Negar Ahkami was born in Baltimore to Iranian immigrant parents, and raised in Passaic County, New Jersey. Ahkami makes dynamic, exuberant paintings and multimedia work that playfully channel Iran's rich art history and its under-recognized connections to global visual traditions. Through an inventive symbolic language and a sardonic eye, she has mined America's tendencies to oversimplify Iran and its neighbors, and the diaspora. Her art blends humor and seriousness, viscerality and exquisiteness, cartoonishness and sophistication. Ahkami emerged at a time when the art world rejected identity-related and maximalist work.
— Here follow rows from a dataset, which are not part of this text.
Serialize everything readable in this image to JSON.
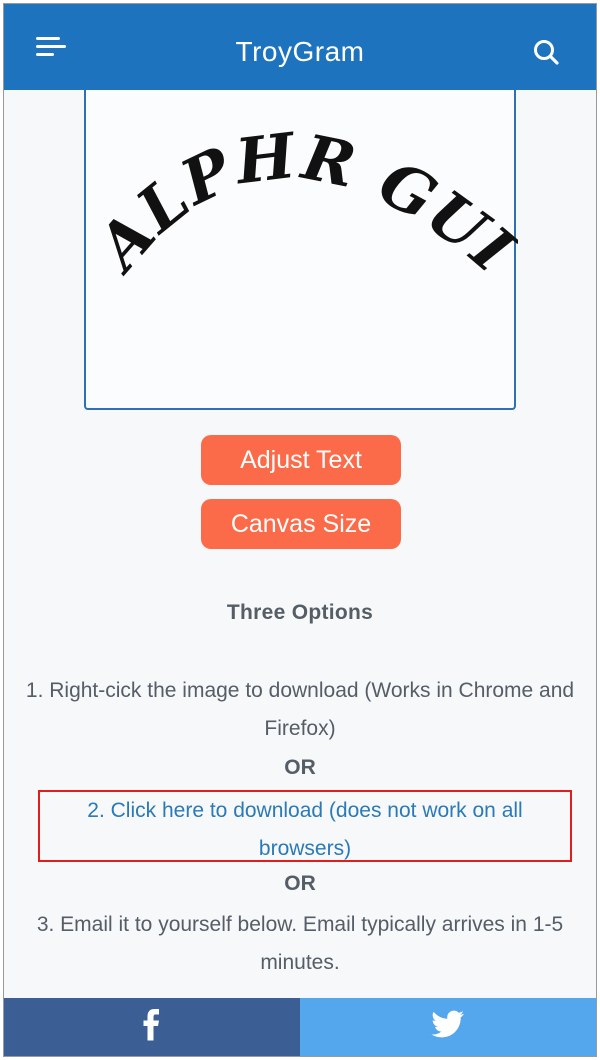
{
  "header": {
    "title": "TroyGram"
  },
  "canvas": {
    "curved_text": "ALPHR GUIDES"
  },
  "buttons": {
    "adjust_text": "Adjust Text",
    "canvas_size": "Canvas Size"
  },
  "options": {
    "title": "Three Options",
    "option1": "1. Right-cick the image to download (Works in Chrome and Firefox)",
    "or1": "OR",
    "option2_link": "2. Click here to download (does not work on all browsers)",
    "or2": "OR",
    "option3": "3. Email it to yourself below. Email typically arrives in 1-5 minutes."
  },
  "footer": {
    "facebook_icon": "facebook-icon",
    "twitter_icon": "twitter-icon"
  },
  "colors": {
    "header_bg": "#1e73be",
    "button_bg": "#fb6b49",
    "link": "#2a7ab8",
    "highlight_border": "#e21d1d",
    "facebook": "#3b5e95",
    "twitter": "#54a7ec"
  }
}
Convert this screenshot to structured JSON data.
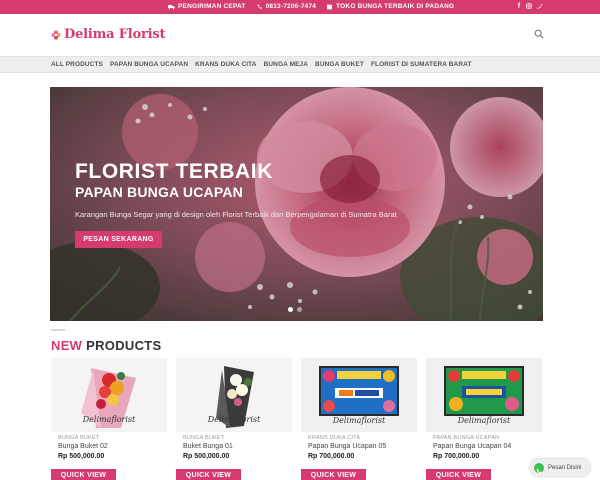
{
  "topbar": {
    "shipping": "PENGIRIMAN CEPAT",
    "phone": "0813-7206-7474",
    "store": "TOKO BUNGA TERBAIK DI PADANG",
    "social": [
      "facebook-icon",
      "instagram-icon",
      "twitter-icon"
    ]
  },
  "header": {
    "logo_text": "Delima Florist"
  },
  "nav": {
    "items": [
      "ALL PRODUCTS",
      "PAPAN BUNGA UCAPAN",
      "KRANS DUKA CITA",
      "BUNGA MEJA",
      "BUNGA BUKET",
      "FLORIST DI SUMATERA BARAT"
    ]
  },
  "hero": {
    "title": "FLORIST TERBAIK",
    "subtitle": "PAPAN BUNGA UCAPAN",
    "description": "Karangan Bunga Segar yang di design oleh Florist Terbaik dan Berpengalaman di Sumatra Barat",
    "cta": "PESAN SEKARANG",
    "slides": 2,
    "active_slide": 1
  },
  "new_products": {
    "title_accent": "NEW",
    "title_rest": " PRODUCTS",
    "quick_view": "QUICK VIEW",
    "items": [
      {
        "category": "BUNGA BUKET",
        "name": "Bunga Buket 02",
        "price": "Rp 500,000.00"
      },
      {
        "category": "BUNGA BUKET",
        "name": "Buket Bunga 01",
        "price": "Rp 500,000.00"
      },
      {
        "category": "KRANS DUKA CITA",
        "name": "Papan Bunga Ucapan 05",
        "price": "Rp 700,000.00"
      },
      {
        "category": "PAPAN BUNGA UCAPAN",
        "name": "Papan Bunga Ucapan 04",
        "price": "Rp 700,000.00"
      }
    ]
  },
  "whatsapp": {
    "label": "Pesan Disini"
  },
  "colors": {
    "brand": "#d63b6e",
    "whatsapp": "#3fbf4f"
  }
}
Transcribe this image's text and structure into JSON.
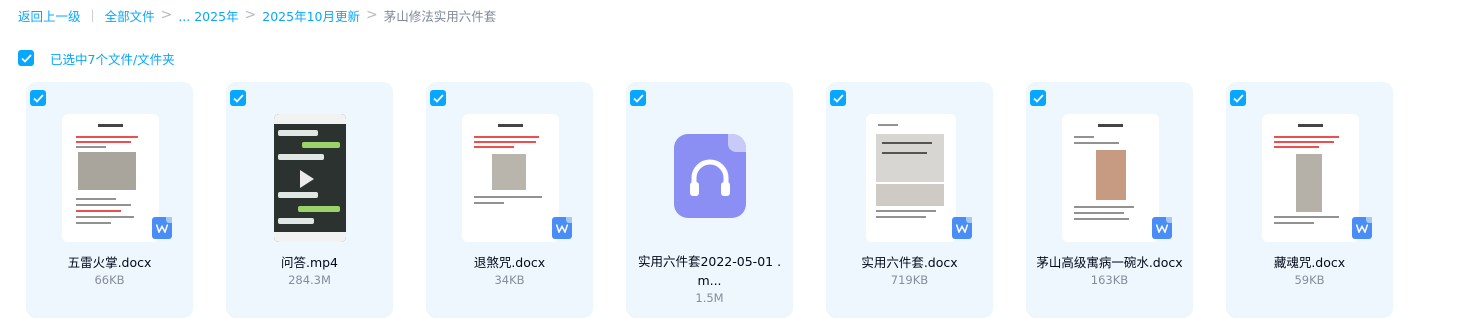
{
  "breadcrumb": {
    "back": "返回上一级",
    "items": [
      "全部文件",
      "... 2025年",
      "2025年10月更新"
    ],
    "current": "茅山修法实用六件套",
    "separator": ">"
  },
  "selection": {
    "label": "已选中7个文件/文件夹",
    "checked": true
  },
  "colors": {
    "accent": "#06a7ff",
    "card_bg": "#eef7fe",
    "word_icon": "#4a8df6",
    "audio_icon": "#8b8ff3"
  },
  "files": [
    {
      "name": "五雷火掌.docx",
      "size": "66KB",
      "type": "docx",
      "icon": "word-icon",
      "selected": true
    },
    {
      "name": "问答.mp4",
      "size": "284.3M",
      "type": "video",
      "icon": "play-icon",
      "selected": true
    },
    {
      "name": "退煞咒.docx",
      "size": "34KB",
      "type": "docx",
      "icon": "word-icon",
      "selected": true
    },
    {
      "name_line1": "实用六件套2022-05-01 .",
      "name_line2": "m...",
      "size": "1.5M",
      "type": "audio",
      "icon": "headphones-icon",
      "selected": true
    },
    {
      "name": "实用六件套.docx",
      "size": "719KB",
      "type": "docx",
      "icon": "word-icon",
      "selected": true
    },
    {
      "name": "茅山高级寓病一碗水.docx",
      "size": "163KB",
      "type": "docx",
      "icon": "word-icon",
      "selected": true
    },
    {
      "name": "藏魂咒.docx",
      "size": "59KB",
      "type": "docx",
      "icon": "word-icon",
      "selected": true
    }
  ]
}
Despite this, Ahkami forged an expressive, flamboyant style that boldly challenged dominant representations in mainstream culture and the art world, and passionately put forth an under-represented American perspective.
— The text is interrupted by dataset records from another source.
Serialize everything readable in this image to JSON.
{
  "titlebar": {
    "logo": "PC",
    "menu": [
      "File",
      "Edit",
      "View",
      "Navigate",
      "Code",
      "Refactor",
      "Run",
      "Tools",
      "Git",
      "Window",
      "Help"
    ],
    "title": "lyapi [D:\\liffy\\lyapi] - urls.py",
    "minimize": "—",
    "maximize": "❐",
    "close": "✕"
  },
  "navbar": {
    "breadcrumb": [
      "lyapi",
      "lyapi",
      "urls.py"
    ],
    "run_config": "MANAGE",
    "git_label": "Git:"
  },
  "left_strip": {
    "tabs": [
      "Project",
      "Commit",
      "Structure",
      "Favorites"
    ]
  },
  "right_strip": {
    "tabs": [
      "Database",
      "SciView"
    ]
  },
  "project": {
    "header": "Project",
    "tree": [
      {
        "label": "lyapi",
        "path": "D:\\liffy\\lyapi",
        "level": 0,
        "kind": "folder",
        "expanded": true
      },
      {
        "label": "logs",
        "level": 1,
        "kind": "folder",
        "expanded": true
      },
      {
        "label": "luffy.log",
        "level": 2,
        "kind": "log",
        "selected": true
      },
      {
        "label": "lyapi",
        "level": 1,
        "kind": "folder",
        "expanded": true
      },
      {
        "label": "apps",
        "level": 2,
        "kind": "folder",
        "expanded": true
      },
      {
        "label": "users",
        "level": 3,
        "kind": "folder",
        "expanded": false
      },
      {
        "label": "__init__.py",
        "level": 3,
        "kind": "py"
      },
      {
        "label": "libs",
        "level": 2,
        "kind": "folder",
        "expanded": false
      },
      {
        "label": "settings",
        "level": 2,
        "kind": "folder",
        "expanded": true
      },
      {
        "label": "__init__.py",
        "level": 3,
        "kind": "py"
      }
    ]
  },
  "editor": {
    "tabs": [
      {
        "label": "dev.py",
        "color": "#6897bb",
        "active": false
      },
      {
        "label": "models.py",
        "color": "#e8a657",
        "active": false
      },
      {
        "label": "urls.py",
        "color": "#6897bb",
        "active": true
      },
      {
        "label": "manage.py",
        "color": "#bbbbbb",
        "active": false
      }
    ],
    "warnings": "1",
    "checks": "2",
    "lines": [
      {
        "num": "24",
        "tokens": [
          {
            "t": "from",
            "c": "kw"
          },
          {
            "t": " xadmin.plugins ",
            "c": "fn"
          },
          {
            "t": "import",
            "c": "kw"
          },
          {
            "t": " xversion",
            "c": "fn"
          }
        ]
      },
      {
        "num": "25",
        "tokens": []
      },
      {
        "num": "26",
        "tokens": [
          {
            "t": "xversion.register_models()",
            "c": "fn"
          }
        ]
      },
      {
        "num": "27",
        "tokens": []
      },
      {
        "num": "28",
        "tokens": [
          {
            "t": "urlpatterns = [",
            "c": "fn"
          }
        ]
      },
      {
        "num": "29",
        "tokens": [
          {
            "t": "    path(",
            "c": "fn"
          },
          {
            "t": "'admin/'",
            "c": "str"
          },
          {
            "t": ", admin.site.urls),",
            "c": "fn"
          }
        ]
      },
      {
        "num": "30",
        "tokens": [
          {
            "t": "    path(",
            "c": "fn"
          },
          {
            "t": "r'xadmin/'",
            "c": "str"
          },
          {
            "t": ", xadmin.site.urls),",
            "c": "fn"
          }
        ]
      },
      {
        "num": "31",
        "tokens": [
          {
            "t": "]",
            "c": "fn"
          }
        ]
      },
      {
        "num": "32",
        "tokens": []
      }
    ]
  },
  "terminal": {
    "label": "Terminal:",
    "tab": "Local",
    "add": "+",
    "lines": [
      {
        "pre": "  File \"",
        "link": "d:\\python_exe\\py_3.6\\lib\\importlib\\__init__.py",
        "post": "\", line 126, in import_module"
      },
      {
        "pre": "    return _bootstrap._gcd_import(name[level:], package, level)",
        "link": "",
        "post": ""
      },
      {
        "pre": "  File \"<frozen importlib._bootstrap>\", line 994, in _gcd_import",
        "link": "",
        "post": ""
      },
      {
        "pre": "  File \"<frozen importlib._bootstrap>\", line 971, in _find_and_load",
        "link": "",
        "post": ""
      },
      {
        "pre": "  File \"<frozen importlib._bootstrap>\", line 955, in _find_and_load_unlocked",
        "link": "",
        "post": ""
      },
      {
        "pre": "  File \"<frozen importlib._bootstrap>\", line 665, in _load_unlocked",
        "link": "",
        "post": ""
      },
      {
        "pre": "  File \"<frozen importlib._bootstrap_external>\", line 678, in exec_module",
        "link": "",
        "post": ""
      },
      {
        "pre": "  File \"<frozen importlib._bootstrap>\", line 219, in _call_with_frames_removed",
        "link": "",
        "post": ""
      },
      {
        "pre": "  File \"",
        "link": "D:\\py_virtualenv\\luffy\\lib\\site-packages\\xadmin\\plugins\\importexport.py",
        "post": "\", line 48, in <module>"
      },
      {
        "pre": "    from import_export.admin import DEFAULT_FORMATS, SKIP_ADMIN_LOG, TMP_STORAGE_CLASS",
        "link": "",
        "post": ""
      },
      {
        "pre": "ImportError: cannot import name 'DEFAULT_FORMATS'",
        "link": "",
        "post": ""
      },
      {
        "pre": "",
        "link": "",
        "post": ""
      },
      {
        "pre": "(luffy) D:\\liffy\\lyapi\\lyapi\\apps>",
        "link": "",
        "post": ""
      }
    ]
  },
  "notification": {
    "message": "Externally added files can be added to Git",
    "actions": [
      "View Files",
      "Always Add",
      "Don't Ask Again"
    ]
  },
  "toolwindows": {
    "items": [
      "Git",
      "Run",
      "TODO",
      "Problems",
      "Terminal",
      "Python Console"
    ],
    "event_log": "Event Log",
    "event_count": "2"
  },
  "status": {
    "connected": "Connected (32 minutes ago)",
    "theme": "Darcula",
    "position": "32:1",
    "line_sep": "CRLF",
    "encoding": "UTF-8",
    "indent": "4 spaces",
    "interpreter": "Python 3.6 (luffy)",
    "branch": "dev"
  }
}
Ahkami's work has been featured in group exhibitions in the Crystal Bridges Museum of American Art, the North Carolina Museum of Art, the New Britain Museum of American Art, The Walters Museum of Art, The Bronx Museum of Art, The Queens Museum of Art, Stefan Stux Gallery (NY), Kravets Wehby Gallery, Marvelli Gallery and Rossi and Rossi Gallery (Hong Kong). Ahkami has had solo exhibitions in the DC area at Marymount University’s Cody Gallery and Arlington Arts Center, and in NYC at Leila Heller Gallery and LMAK Projects. Ahkami’s work is represented in art collections of The New Britain Museum of American Art, Depaul University Art Museum, Wellington Management Company, and the Farjam Collection (Dubai), and many private collections nationally and internationally. Her work has been reviewed and featured in publications such as The New York Times, The Washington Post, ArtNews, Talinn Grigor's Contemporary Iranian Art: From the Street to the Studio (Reaktion), and Judith K. Brodsky & Ferris Olin's The Fertile Crescent: Gender Art and Society.
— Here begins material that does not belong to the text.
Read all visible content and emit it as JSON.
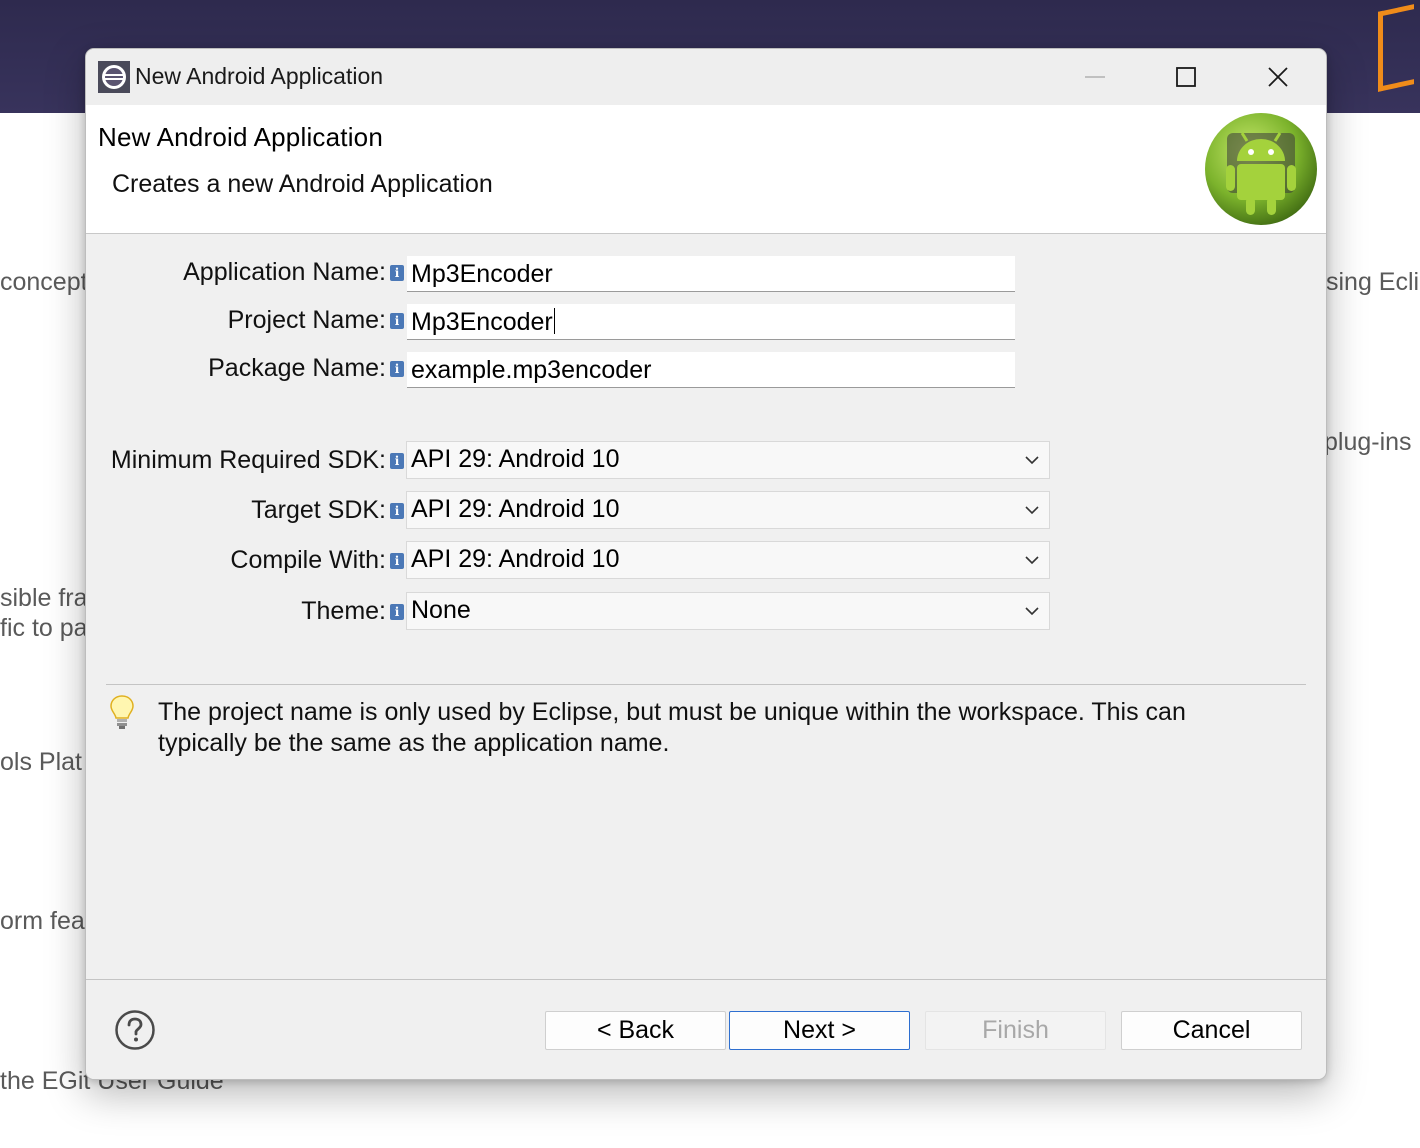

Ahkami splits her time between the DC area and NY (except for the present situation of Covid-19 when she is primarily based in Arlington VA). She is currently in a Longterm Artist Residency at Arlington Arts Center in Arlington, VA. In 2019, Ahkami was a finalist for the Janet & Walter Sondheim Artscape Prize in Baltimore. In 2018 she was nominated for Anonymous Was A Woman.